Ambas vertientes confluyen en un hecho clave: el uso de los objetos, dado que estos se revelan como más útiles para hilvanar las historias que las personas. Odiseo ya no sería el protagonista de su historia, sino un objeto personal suyo —a la manera de Perec— que le acompañase durante la travesía de regreso a Ítaca. La narrativa actual, al focalizar en la historia de un objeto en particular, abre la puerta a que conozcamos todas las historias que hay detrás de las múltiples manos por las que ha pasado. De esta forma, se relativiza el sentido del objeto, que ya no tiene ni una sola verdad ni un solo uso ni un solo dueño, sino tantos como personas se lo han apropiado a lo largo del tiempo. Retomando la pregunta de ¿cómo se debe ordenar el discurso en pleno siglo XXI? Creo que se debe hacer un repaso historicista de los orígenes de la retórica hasta el siglo XX y de como luego la evolución tecnológica desarrolla de una forma imparable nuestra visión y percepción del mundo, tal y como narra Alan Moore en su documental The Mindscape (2003). Moore también cuenta como se acortan los periodos de cambio tecnológico, de forma que hoy en día vivimos a cada instante el cambio equivalente de la aparición del fuego a la aparición de la rueda; de la aparición de la primera escritura a la invención de la imprenta; de la invención de la radio a la invención de la televisión; de la invención de las computadoras a la aparición de Internet. La tecnología ha multiplicado de forma exponencial su evolución acortando lo que antes eran largos intervalos de tiempo a unas meras décimas de segundo, con el consiguiente impacto que eso tiene para nuestra comprensión en particular y para todos los aspectos de nuestras vidas en general, incluidas las formas de hacer y de recibir discursos.

Hoy en día nuestros discursos, que pueden ser retransmitidos a la otra parte del mundo y ser contemplados en cualquier hora de cualquier año futuro, no pueden ser idénticos a los de Cicerón porque no están hechos en su tiempo ni dirigidos a su mismo público.

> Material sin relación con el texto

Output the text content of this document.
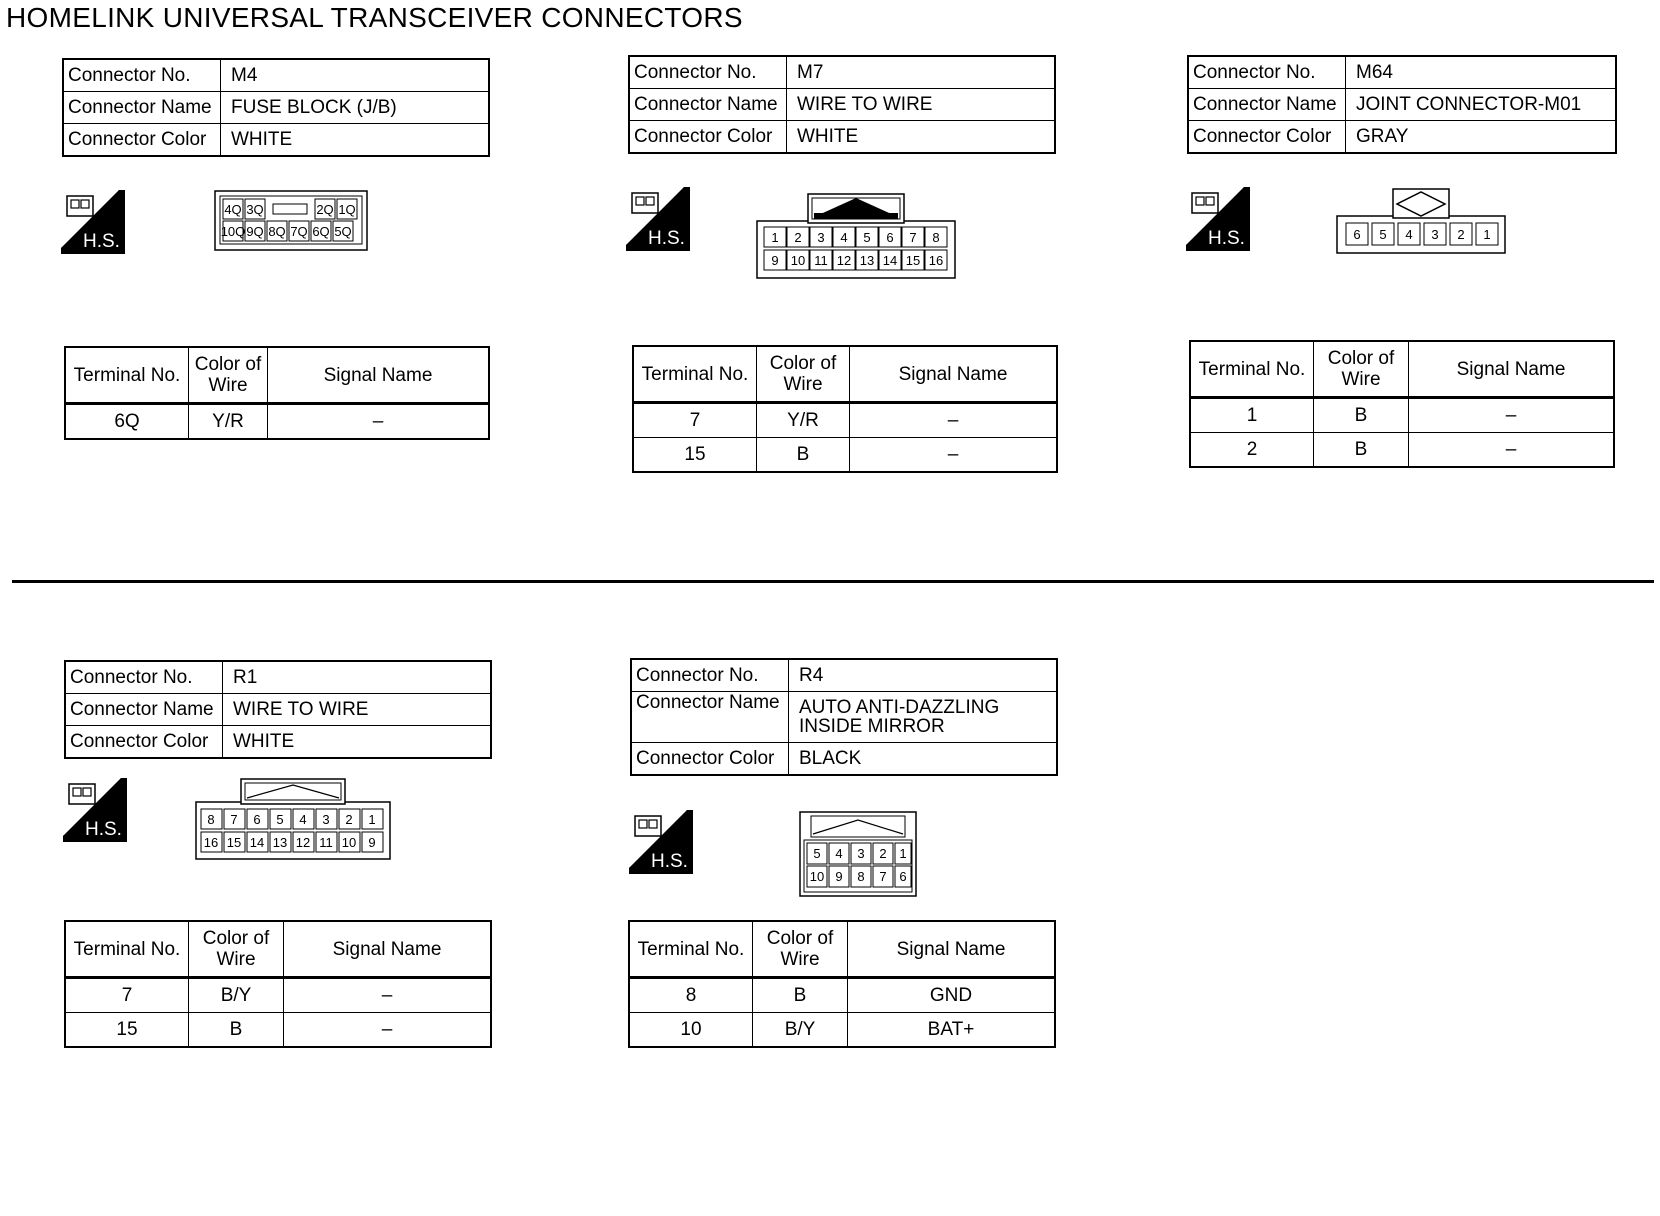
HOMELINK UNIVERSAL TRANSCEIVER CONNECTORS
Connector No.	M4
Connector Name	FUSE BLOCK (J/B)
Connector Color	WHITE
H.S.
4Q 3Q	2Q 1Q
10Q 9Q 8Q 7Q 6Q 5Q
Terminal No.	Color of Wire	Signal Name
6Q	Y/R	–
Connector No.	M7
Connector Name	WIRE TO WIRE
Connector Color	WHITE
H.S.	1 2 3 4 5 6 7 8
9 10 11 12 13 14 15 16
Terminal No.	Color of Wire	Signal Name
7	Y/R	–
15	B	–
Connector No.	M64
Connector Name	JOINT CONNECTOR-M01
Connector Color	GRAY
H.S.	6 5 4 3 2 1
Terminal No.	Color of Wire	Signal Name
1	B	–
2	B	–
Connector No.	R1
Connector Name	WIRE TO WIRE
Connector Color	WHITE
H.S.	8 7 6 5 4 3 2 1
16 15 14 13 12 11 10 9
Terminal No.	Color of Wire	Signal Name
7	B/Y	–
15	B	–
Connector No.	R4
Connector Name	AUTO ANTI-DAZZLING INSIDE MIRROR
Connector Color	BLACK
H.S.	5 4 3 2 1
10 9 8 7 6
Terminal No.	Color of Wire	Signal Name
8	B	GND
10	B/Y	BAT+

Y ni siquiera eso sería deseable: yo estoy escribiendo ahora desde una sociedad que, al menos sobre el papel, es una Democracia Parlamentaria fundamentada sobre un Estado de Derecho donde se respetan los llamados “derechos inalienables del hombre”; mientras que Cicerón pertenecía a una cultura imperialista propia de una sociedad invasora fundamentada sobre un sistema de esclavitud sin paliativos. Luego, ¿para quién se escribe hoy? Esa pregunta debe ser la que de sentido a nuestro estudio de la retórica, es decir, a cómo decidimos ordenar el discurso. Y no podemos obviar que vivimos en un mundo fragmentado con un peso cada vez mayor de lo visual. Eso no significa que la palabra esté en peligro de quedar desfasada, como algunos afirman, pues aunque el lenguaje se está viendo en buena medida achatado, seguimos siendo animales de lenguaje y la palabra sigue siendo tan importante incluso para asuntos tan peregrinos como los de la publicidad: el poder del eslogan sigue siendo imbatible, y es pura retórica actualizada.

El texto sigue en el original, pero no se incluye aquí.